Monday, August 9th, 2010 Nigel Jones

This is the fourth part in a series of  articles in which I’m ‘highlighting’ what I consider to be lousy code provided by IAR in their NXP LPC1764 development kit. This example is taken from the VirtualCom project but can be found in almost all of the projects.

This code excerpt is taken from a file ‘Terminal_18_24x12.c”.

/*************************************************************************
 *
 *    Used with ICCARM and AARM.
 *
 *    (c) Copyright IAR Systems 2006
 *
 *    File name   : Terminal_18_24x12.c
 *    Description : Font Terminal 18 (24x12)
 *
 *    History :
 *    1. Date        : December 2, 2006
 *       Author      : Stanimir Bonev
 *       Description : Create
 *
 *    $Revision: 28532 $
 **************************************************************************/
#include "drv_glcd.h"

static const unsigned char TextStream [] = {
 0x00, 0x00, 0x00, 0x00, 0x00, 0x00, 0x00, 0x00,
 0x00, 0x00, 0x00, 0x00, 0x00, 0x00, 0x00, 0x00,

... One thousand five hundred and thirty+ more lines of data without a comment

0x00, 0x00, 0x00, 0x00, 0x00, 0x00, 0x00, 0x00,
 0x00, 0x00, 0x00, 0x00, 0x00, 0x00, 0x00, 0x00
};

FontType_t Terminal_18_24_12 =
{
 12,
 24,
 0,
 255,
 (pInt8U)TextStream,
 "Terminal 18 (24x12)"
};

Other than the header shown above, there is not a single comment in a 1566 line file. To help complete the picture, here is the excerpt from the header file drv_glcd.h which defines the data type FontType_t.
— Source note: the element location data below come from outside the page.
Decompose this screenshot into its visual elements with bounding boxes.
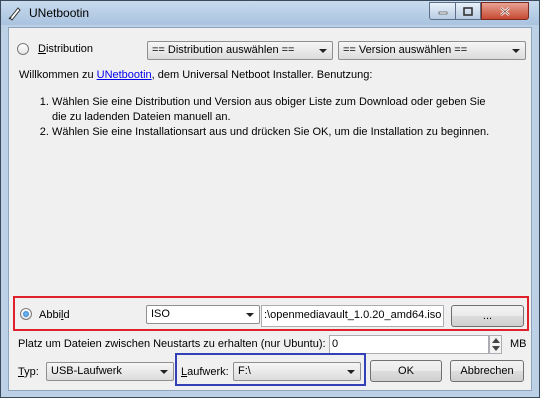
diskimage-type-select[interactable]: ISO bbox=[146, 305, 260, 324]
unetbootin-link[interactable]: UNetbootin bbox=[97, 69, 152, 81]
diskimage-path-input[interactable]: :\openmediavault_1.0.20_amd64.iso bbox=[261, 305, 444, 327]
distribution-label: Distribution bbox=[38, 43, 94, 55]
close-button[interactable] bbox=[481, 2, 529, 20]
intro-prefix: Willkommen zu bbox=[19, 69, 97, 81]
persistence-unit: MB bbox=[510, 338, 527, 350]
application-window: UNetbootin Distribution == Distribution … bbox=[0, 0, 540, 398]
diskimage-path-value: :\openmediavault_1.0.20_amd64.iso bbox=[264, 309, 442, 321]
chevron-down-icon[interactable] bbox=[492, 346, 500, 351]
minimize-button[interactable] bbox=[429, 2, 455, 20]
unetbootin-app-icon bbox=[8, 7, 21, 21]
instruction-step: Wählen Sie eine Installationsart aus und… bbox=[52, 125, 502, 140]
chevron-down-icon bbox=[319, 49, 327, 53]
chevron-down-icon bbox=[512, 49, 520, 53]
browse-button[interactable]: ... bbox=[451, 305, 524, 327]
distribution-radio[interactable] bbox=[17, 43, 29, 55]
persistence-spinbox[interactable]: 0 bbox=[329, 335, 489, 354]
maximize-button[interactable] bbox=[455, 2, 481, 20]
instructions-list: Wählen Sie eine Distribution und Version… bbox=[22, 95, 502, 140]
diskimage-type-value: ISO bbox=[151, 308, 170, 320]
diskimage-radio[interactable] bbox=[20, 308, 32, 320]
version-select[interactable]: == Version auswählen == bbox=[338, 41, 526, 60]
instruction-step: Wählen Sie eine Distribution und Version… bbox=[52, 95, 502, 125]
chevron-down-icon bbox=[246, 313, 254, 317]
distribution-select[interactable]: == Distribution auswählen == bbox=[147, 41, 333, 60]
close-icon bbox=[500, 6, 510, 16]
ok-button[interactable]: OK bbox=[370, 360, 442, 382]
chevron-down-icon bbox=[347, 370, 355, 374]
persistence-value: 0 bbox=[332, 338, 339, 350]
main-panel: Distribution == Distribution auswählen =… bbox=[8, 27, 532, 391]
install-type-select[interactable]: USB-Laufwerk bbox=[46, 362, 174, 381]
intro-suffix: , dem Universal Netboot Installer. Benut… bbox=[151, 69, 373, 81]
type-label: Typ: bbox=[18, 366, 39, 378]
minimize-icon bbox=[438, 11, 447, 15]
distribution-select-value: == Distribution auswählen == bbox=[152, 44, 295, 56]
drive-label: Laufwerk: bbox=[181, 366, 229, 378]
persistence-label: Platz um Dateien zwischen Neustarts zu e… bbox=[18, 338, 326, 350]
maximize-icon bbox=[463, 6, 473, 16]
version-select-value: == Version auswählen == bbox=[343, 44, 468, 56]
chevron-up-icon[interactable] bbox=[492, 338, 500, 343]
drive-select-value: F:\ bbox=[238, 365, 251, 377]
title-bar[interactable]: UNetbootin bbox=[1, 1, 539, 25]
cancel-button[interactable]: Abbrechen bbox=[450, 360, 524, 382]
diskimage-label: Abbild bbox=[39, 309, 70, 321]
drive-select[interactable]: F:\ bbox=[233, 362, 361, 381]
chevron-down-icon bbox=[160, 370, 168, 374]
window-title: UNetbootin bbox=[29, 6, 90, 20]
intro-text: Willkommen zu UNetbootin, dem Universal … bbox=[19, 69, 372, 81]
install-type-value: USB-Laufwerk bbox=[51, 365, 122, 377]
persistence-stepper[interactable] bbox=[489, 335, 502, 354]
typedef struct _FontType_t {
 Int32U H_Size;
 Int32U V_Size;
 Int32U CharacterOffset;
 Int32U CharactersNuber;
 pInt8U pFontStream;
 pInt8U pFontDesc;
} FontType_t, *pFontType_t;

I have not omitted the comments – there just aren’t any.

Now it’s reasonably clear that this file is used to define a font. To illustrate my complaint with this file, I will pose what I consider to be a quite reasonable situation.
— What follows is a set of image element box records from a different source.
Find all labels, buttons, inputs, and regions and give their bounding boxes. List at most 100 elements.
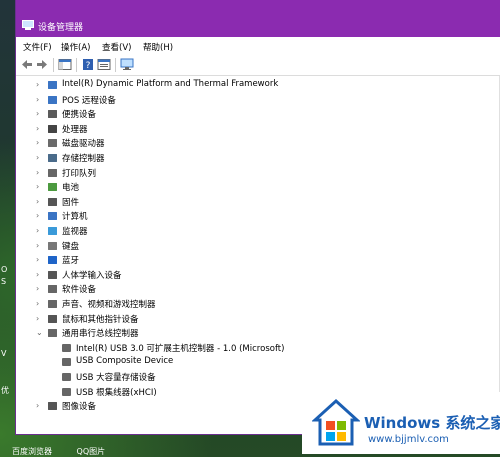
device-category-item[interactable]: ⌄ 通用串行总线控制器 xyxy=(16,326,486,340)
chevron-down-icon[interactable]: ⌄ xyxy=(36,328,43,337)
device-label: USB 根集线器(xHCI) xyxy=(76,387,157,398)
device-manager-icon xyxy=(22,20,34,30)
desktop-label: O xyxy=(1,265,8,274)
device-category-item[interactable]: › 软件设备 xyxy=(16,282,486,296)
chevron-right-icon[interactable]: › xyxy=(36,284,39,293)
menu-help[interactable]: 帮助(H) xyxy=(143,41,173,53)
device-category-item[interactable]: › 存储控制器 xyxy=(16,151,486,165)
device-label: USB 大容量存储设备 xyxy=(76,373,156,383)
menu-file[interactable]: 文件(F) xyxy=(23,41,52,53)
device-category-item[interactable]: › 固件 xyxy=(16,195,486,209)
back-arrow-icon[interactable] xyxy=(20,58,34,71)
device-label: 存储控制器 xyxy=(62,154,105,164)
device-label: 计算机 xyxy=(62,212,88,223)
device-tree-child-item[interactable]: USB Composite Device xyxy=(16,355,486,369)
chevron-right-icon[interactable]: › xyxy=(36,197,39,206)
device-category-icon xyxy=(48,314,57,323)
chevron-right-icon[interactable]: › xyxy=(36,138,39,147)
device-category-item[interactable]: › 电池 xyxy=(16,180,486,194)
device-label: USB Composite Device xyxy=(76,356,174,367)
properties-icon[interactable] xyxy=(97,58,111,71)
usb-device-icon xyxy=(62,387,71,396)
device-category-item[interactable]: › 蓝牙 xyxy=(16,253,486,267)
device-category-icon xyxy=(48,81,57,89)
chevron-right-icon[interactable]: › xyxy=(36,153,39,162)
chevron-right-icon[interactable]: › xyxy=(36,211,39,220)
chevron-right-icon[interactable]: › xyxy=(36,314,39,323)
device-label: 打印队列 xyxy=(62,168,97,179)
device-category-item[interactable]: › 处理器 xyxy=(16,122,486,136)
device-category-item[interactable]: › 便携设备 xyxy=(16,107,486,121)
device-label: 鼠标和其他指针设备 xyxy=(62,314,139,325)
desktop-label: 优 xyxy=(1,386,9,395)
chevron-right-icon[interactable]: › xyxy=(36,80,39,89)
chevron-right-icon[interactable]: › xyxy=(36,270,39,279)
device-category-item[interactable]: › 打印队列 xyxy=(16,166,486,180)
device-category-icon xyxy=(48,256,57,265)
device-label: Intel(R) Dynamic Platform and Thermal Fr… xyxy=(62,79,279,89)
menu-action[interactable]: 操作(A) xyxy=(61,41,90,53)
device-category-icon xyxy=(48,183,57,192)
device-category-icon xyxy=(48,212,57,221)
window-title: 设备管理器 xyxy=(38,23,84,33)
desktop-label: S xyxy=(1,277,7,286)
desktop-icon-qq-images[interactable]: QQ图片 xyxy=(77,447,106,456)
device-tree-child-item[interactable]: Intel(R) USB 3.0 可扩展主机控制器 - 1.0 (Microso… xyxy=(16,341,486,355)
toolbar-separator xyxy=(76,58,77,72)
title-bar[interactable]: 设备管理器 xyxy=(16,0,500,37)
toolbar: ? xyxy=(16,55,500,76)
desktop-icon-baidu[interactable]: 百度浏览器 xyxy=(12,447,52,456)
device-category-icon xyxy=(48,270,57,279)
device-category-icon xyxy=(48,168,57,177)
device-category-item[interactable]: › 人体学输入设备 xyxy=(16,268,486,282)
usb-device-icon xyxy=(62,373,71,381)
device-category-icon xyxy=(48,227,57,235)
help-icon[interactable]: ? xyxy=(81,58,95,71)
chevron-right-icon[interactable]: › xyxy=(36,299,39,308)
device-category-item[interactable]: › 键盘 xyxy=(16,239,486,253)
device-label: 软件设备 xyxy=(62,285,97,296)
device-label: 通用串行总线控制器 xyxy=(62,329,139,340)
menu-bar: 文件(F) 操作(A) 查看(V) 帮助(H) xyxy=(16,37,500,56)
device-category-icon xyxy=(48,197,57,206)
chevron-right-icon[interactable]: › xyxy=(36,109,39,118)
chevron-right-icon[interactable]: › xyxy=(36,124,39,133)
device-category-item[interactable]: › 磁盘驱动器 xyxy=(16,136,486,150)
device-label: 处理器 xyxy=(62,124,88,135)
svg-text:?: ? xyxy=(86,61,91,71)
forward-arrow-icon[interactable] xyxy=(35,58,49,71)
device-label: POS 远程设备 xyxy=(62,95,116,106)
device-category-item[interactable]: › POS 远程设备 xyxy=(16,93,486,107)
device-label: 电池 xyxy=(62,183,80,194)
device-tree-child-item[interactable]: USB 大容量存储设备 xyxy=(16,370,486,384)
device-category-icon xyxy=(48,139,57,148)
usb-device-icon xyxy=(62,358,71,367)
watermark: Windows 系统之家 www.bjjmlv.com xyxy=(302,392,500,454)
usb-device-icon xyxy=(62,343,71,352)
device-label: 键盘 xyxy=(62,241,80,252)
chevron-right-icon[interactable]: › xyxy=(36,255,39,264)
device-category-item[interactable]: › 监视器 xyxy=(16,224,486,238)
menu-view[interactable]: 查看(V) xyxy=(102,41,131,53)
chevron-right-icon[interactable]: › xyxy=(36,241,39,250)
device-category-item[interactable]: › 鼠标和其他指针设备 xyxy=(16,312,486,326)
device-category-icon xyxy=(48,329,57,338)
device-category-item[interactable]: › Intel(R) Dynamic Platform and Thermal F… xyxy=(16,78,486,92)
show-hide-console-tree-icon[interactable] xyxy=(58,58,72,71)
chevron-right-icon[interactable]: › xyxy=(36,226,39,235)
device-label: 蓝牙 xyxy=(62,256,80,267)
device-label: Intel(R) USB 3.0 可扩展主机控制器 - 1.0 (Microso… xyxy=(76,343,285,354)
desktop-label: V xyxy=(1,349,7,358)
device-category-icon xyxy=(48,154,57,162)
watermark-brand: Windows 系统之家 xyxy=(364,414,500,432)
device-category-icon xyxy=(48,402,57,411)
chevron-right-icon[interactable]: › xyxy=(36,95,39,104)
scan-hardware-monitor-icon[interactable] xyxy=(120,58,134,71)
device-label: 固件 xyxy=(62,197,80,208)
chevron-right-icon[interactable]: › xyxy=(36,168,39,177)
device-category-item[interactable]: › 计算机 xyxy=(16,209,486,223)
device-label: 便携设备 xyxy=(62,110,97,121)
chevron-right-icon[interactable]: › xyxy=(36,182,39,191)
chevron-right-icon[interactable]: › xyxy=(36,401,39,410)
device-category-item[interactable]: › 声音、视频和游戏控制器 xyxy=(16,297,486,311)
The sales department comes to engineering and says “90% of our sales for this product are in Germany. We have received complaints from Germany that the digit seven is rendered incorrectly – can you please correct it?” (For those of you that don’t know, in Germany a ‘7’ is usually rendered with a  horizontal bar through the body. I would demonstrate it – but I can’t within the limitations of my editing environment).

Now the question is, how big a job should this be – and how big a job will it actually be based upon how the font has been implemented? I will let you the reader decide the answer to the first question. To the second question however, I will suggest an answer of days. The reason is that before I can possibly make the change I have to get the following questions answered:

  1. How is TextStream[] indexed? It’s likely by ASCII number – but who knows for sure?
  2. Just how many bytes are there per character?
  3. How do the bytes map onto the character – by row or by column and do they start at the bottom, the top, the left or the right?
  4. What about italics and bold? Are they included in this font definition or not? If not, is there a separate file that defines them, or is it done algorithmically?
  5. Is there a German style ‘7’ already in the font map that I could just use?

All of these questions could have and should have been answered in the font file. If it was me, I would have done it via a combination of coding changes and comments. For example I might have done something like this:

static const unsigned char TextStream [N_TYPES][N_CHARS][FONT_SIZE_IN_BYTES] =
{
 /* Start of standard fonts (c.f. bold and italic) */
 {
  /*  Character 0. This is the nul character and is non-printing.
  Appears so as to make indexing into TextStream[][] easy */
  {
    0x00, 0x00, 0x00, 0x00, 0x00, 0x00, 0x00, 0x00,
    0x00, 0x00, 0x00, 0x00, 0x00, 0x00, 0x00, 0x00,
    ...

Would this have been a lot of work up-front? Absolutely. However compared to what the poor sod that has to maintain the font has to go through, it would have been time well spent. Unfortunately the industry seems to measure productivity based on how quickly code is written – and not on how easy it is to maintain. I for one would like to see it changed!